Search code examples
sortinggroup-byduplicatesxslt-groupingxslt-3.0

XSLT: Transform XML Using Group, Duplicate Check and Sort


I have the following problem statement now. I will be having the following XML file as below:

    <?xml version="1.0" encoding="UTF-8"?>
        <EmpD>
          <PR>
            <RType>02</RType>
            <Emp>888</Emp>
          </PR>
          <PR>
            <RType>02</RType>
            <Emp>889</Emp>
          </PR>
          <JR>
            <RType>01</RType>
            <Emp>888</Emp>
            <Type>C</Type>
            <EDate>2020-05-01</EDate>
            <HR>1210148900</HR>
            <JobC>Test</JobC>
          </JR> 
          <JR>
            <RType>01</RType>
            <Emp>888</Emp>
            <Type>NC</Type>
            <EDate>2020-05-01</EDate>
            <HR>1210148900</HR>
            <JobC>Test</JobC>
          </JR> 
          <JR>
            <RType>01</RType>
            <Emp>888</Emp>
            <Type>C</Type>
            <EDate>2020-05-02</EDate>
            <HR>1210148900</HR>
            <JobC>Test</JobC>
          </JR>
          <JR>
            <RType>01</RType>
            <Emp>889</Emp>
            <Type>C</Type>
            <EDate>2020-05-01</EDate>
            <HR>1210148900</HR>
            <JobC>Test</JobC>
          </JR> 
          <JR>
            <RType>01</RType>
            <Emp>889</Emp>
            <Type>NC</Type>
            <EDate>2020-05-01</EDate>
            <HR>1210148900</HR>
            <JobC>Test</JobC>
          </JR> 
          <JR>
            <RType>01</RType>
            <Emp>889</Emp>
            <Type>NC</Type>
            <EDate>2020-05-02</EDate>
            <HR>1210148900</HR>
            <JobC>Test</JobC>
          </JR>  
        </EmpD>        
  1. So, basically the JR node here can be duplicate based on the Emp and EDate.
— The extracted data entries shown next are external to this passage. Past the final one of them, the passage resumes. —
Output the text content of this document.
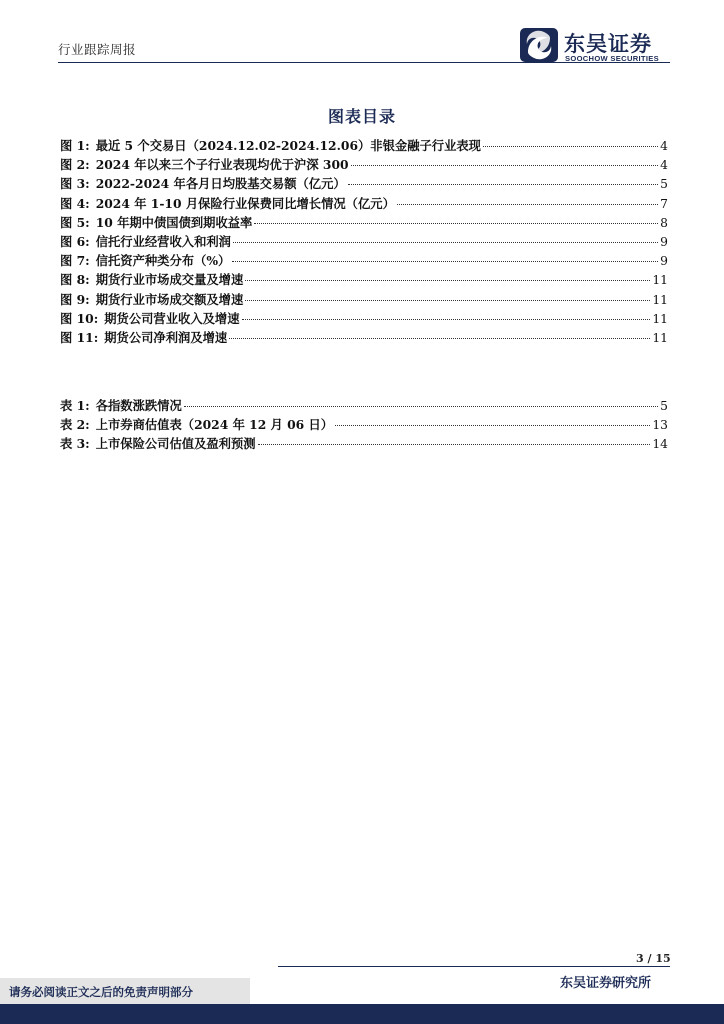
行业跟踪周报	东吴证券
SOOCHOW SECURITIES
图表目录
图 1: 最近 5 个交易日（2024.12.02-2024.12.06）非银金融子行业表现	4
图 2: 2024 年以来三个子行业表现均优于沪深 300	4
图 3: 2022-2024 年各月日均股基交易额（亿元）	5
图 4: 2024 年 1-10 月保险行业保费同比增长情况（亿元）	7
图 5: 10 年期中债国债到期收益率	8
图 6: 信托行业经营收入和利润	9
图 7: 信托资产种类分布（%）	9
图 8: 期货行业市场成交量及增速	11
图 9: 期货行业市场成交额及增速	11
图 10: 期货公司营业收入及增速	11
图 11: 期货公司净利润及增速	11
表 1: 各指数涨跌情况	5
表 2: 上市券商估值表（2024 年 12 月 06 日）	13
表 3: 上市保险公司估值及盈利预测	14
3 / 15
东吴证券研究所
请务必阅读正文之后的免责声明部分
Is there any possibility to check duplicate against the combination of Emp and EDate and then remove those?

  2. My final output XML should look like below, meaning it should sorted by Emp(both for PR and JR) and also with the EDate.

     <?xml version="1.0" encoding="UTF-8"?>
     <EmpD>
       <PR>
         <RType>02</RType>
         <Emp>888</Emp>
       </PR>
       <JR>
         <RType>01</RType>
         <Emp>888</Emp>
         <EDate>2020-05-01</EffectiveDate>
         <HR>1210148900</HR>
         <JobC>Test</JobC>
       </JR>
       <JR>
         <RType>01</RType>
         <Emp>888</Emp>
         <EDate>2020-05-02</EffectiveDate>
         <HR>1210148900</HR>
         <JobC>Test</JobC>
       </JR>
       <JR>
         <RType>01</RType>
         <Emp>889</Emp>
         <EDate>2020-05-01</EffectiveDate>
         <HR>1210148900</HR>
         <JobC>Test</JobC>
       </JR> 
       <PR>
         <RType>02</RType>
         <Emp>889</Emp>
       </PR>
       <JR>
         <RType>01</RType>
         <Emp>889</Emp>
         <EDate>2020-05-01</EffectiveDate>
         <HR>1210148900</HR>
         <JobC>Test</JobC>
       </JR>
       <JR>
         <RType>01</RType>
         <Emp>889</Emp>
         <EDate>2020-05-02</EffectiveDate>
         <HR>1210148900</HR>
         <JobC>Test</JobC>
       </JR>  
     <EmpD>
    
  3. Also, the Type field is important. We only need to consider where the Type value is "C".

  4. I need to finally create a CSV type content. Can we generate from here? Or it means, I need to first generate a XML and then convert into CSV?


Solution

  • You can use a composite key in XSLT 3 to eliminate duplicates, either with for-each-group or with the key function:

    <xsl:stylesheet xmlns:xsl="http://www.w3.org/1999/XSL/Transform"
        xmlns:xs="http://www.w3.org/2001/XMLSchema"
        exclude-result-prefixes="#all"
        version="3.0">
    
      <xsl:strip-space elements="*"/>
      <xsl:output indent="yes"/>
        
      <xsl:key name="dups" match="JR" composite="yes" use="Emp, EDate"/>
    
      <xsl:mode on-no-match="shallow-copy"/>
      
      <xsl:template match="EmpD">
          <xsl:copy>
              <xsl:apply-templates select="*">
                  <xsl:sort select="Emp"/>
              </xsl:apply-templates>
          </xsl:copy>
      </xsl:template>
      
      <xsl:template match="JR[not(. is key('dups', (Emp, EDate))[1])]"/>
      
    </xsl:stylesheet>
    

    https://xsltfiddle.liberty-development.net/jxDjimB